Resim: Yeshi Kangrang
Kutsal Kitap’tan Okunacak Bölüm: Yuhanna 3:16–21
Çünkü Tanrı dünyayı o kadar çok sevdi ki, biricik Oğlu’nu verdi. Öyle ki, O’na iman edenlerin hiçbiri mahvolmasın, hepsi sonsuz yaşama kavuşsun. —Yuhanna 3:16
Ben, İsa Mesih’in bir izleyicisi olmanın getirdiği bol yaşamdan ötürü minnettarım. Bu, inanlı hayatının her zaman kolay olduğu anlamına gelmez ama çok büyük bir anlam ve amacı vardır. Mesih İsa’da, yaşamın tek gerçek nedenini buluruz ve O’na hizmet etmek için çağrılmışızdır.
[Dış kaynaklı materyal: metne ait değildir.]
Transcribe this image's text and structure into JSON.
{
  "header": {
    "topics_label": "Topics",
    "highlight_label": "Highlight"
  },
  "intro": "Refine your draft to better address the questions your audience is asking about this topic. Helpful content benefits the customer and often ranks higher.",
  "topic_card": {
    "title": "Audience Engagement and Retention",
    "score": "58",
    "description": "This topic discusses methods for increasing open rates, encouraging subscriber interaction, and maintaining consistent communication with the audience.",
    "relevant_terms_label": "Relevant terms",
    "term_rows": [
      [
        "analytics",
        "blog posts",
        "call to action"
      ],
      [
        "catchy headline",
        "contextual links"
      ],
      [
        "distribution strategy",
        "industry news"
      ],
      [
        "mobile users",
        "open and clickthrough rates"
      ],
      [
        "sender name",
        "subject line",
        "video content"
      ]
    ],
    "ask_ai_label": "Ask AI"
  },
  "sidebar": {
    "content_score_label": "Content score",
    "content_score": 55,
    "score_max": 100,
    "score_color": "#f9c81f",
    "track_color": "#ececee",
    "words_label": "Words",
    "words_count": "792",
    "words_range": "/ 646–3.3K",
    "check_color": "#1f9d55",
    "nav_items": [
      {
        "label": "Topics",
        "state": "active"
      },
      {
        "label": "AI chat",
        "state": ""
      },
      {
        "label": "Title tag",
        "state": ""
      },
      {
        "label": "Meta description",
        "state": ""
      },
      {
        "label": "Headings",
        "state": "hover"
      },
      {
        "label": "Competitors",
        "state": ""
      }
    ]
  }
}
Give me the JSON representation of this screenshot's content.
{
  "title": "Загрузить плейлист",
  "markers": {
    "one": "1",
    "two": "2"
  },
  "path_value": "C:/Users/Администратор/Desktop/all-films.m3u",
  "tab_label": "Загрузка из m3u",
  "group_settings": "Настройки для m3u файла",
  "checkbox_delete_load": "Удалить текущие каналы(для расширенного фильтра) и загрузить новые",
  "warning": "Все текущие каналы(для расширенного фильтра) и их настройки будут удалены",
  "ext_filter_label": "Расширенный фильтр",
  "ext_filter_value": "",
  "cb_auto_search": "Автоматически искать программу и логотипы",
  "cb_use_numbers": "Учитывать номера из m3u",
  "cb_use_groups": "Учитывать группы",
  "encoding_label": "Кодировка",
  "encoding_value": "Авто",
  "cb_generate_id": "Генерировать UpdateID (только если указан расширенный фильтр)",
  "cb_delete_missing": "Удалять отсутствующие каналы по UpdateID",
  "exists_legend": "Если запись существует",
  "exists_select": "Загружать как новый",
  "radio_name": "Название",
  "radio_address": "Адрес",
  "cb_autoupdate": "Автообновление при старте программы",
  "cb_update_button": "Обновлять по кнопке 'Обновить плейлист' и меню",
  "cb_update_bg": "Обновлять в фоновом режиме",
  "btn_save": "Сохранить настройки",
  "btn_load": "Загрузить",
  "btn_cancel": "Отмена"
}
O’nu sevmek yüreklerimize, diğer insanları sevmek, Tanrı’nın Egemenliği’ni yaymak ve etrafımızdaki kişileri Mesih’in öğrencileri olarak yetiştirmek arzusunu koyar (Matta 28:19–20).
Son zamanlarda inanlı olmayan kişilerle hiç konuştunuz mu? Bu kişiler genelde biz inanlıların Tanrı hakkında ne düşündüğümüzü bilmek isterler. Konuşmamız filozoflar ve diğerlerinin Tanrı hakkında neler düşündüklerini incelemeye başlarsa bunun pek bir yararı olmaz. Bu yaklaşım yanlış bir odağa sahiptir çünkü yanlış noktada başlar. Tanrı’nın görüş noktasına odaklanalım. Tanrı bizim hakkımızda ne düşünüyor? Tanrı bana baktığında ne görüyor? Bunun yanıtı Yuhanna 3:16’da bulunmaktadır.
Bugünkü okuma parçamızda İsa’nın sözleri bize yepyeni bir bakış açısı sunmakta. Tanrı bize baktığında, günahlarımızdan hoşlanmadığı halde yine de sevgiyle bakmaktadır. Yarattığı insanların buna layık olmamasına karşın onlara merhamet ve sevgiyle bakar ve en değerli armağanı olan Oğlu’nu, inanılmaz bir acı ve ıstırap bahasına vererek merhametiyle bir kurtuluş yolu oluşturmuştur.
Tanrı’nın bütün dünya için olan harika (agape) sevgisi ve Oğlu’nu bizim için göndermeye razı olmasından ötürü O’na yeniden şükürler sunalım. Tanrı’nın lütfu gerçekten de hayret vericidir.
İnsanlar Tanrı’nın sevgisini anlama kapasitesine sahip değildir.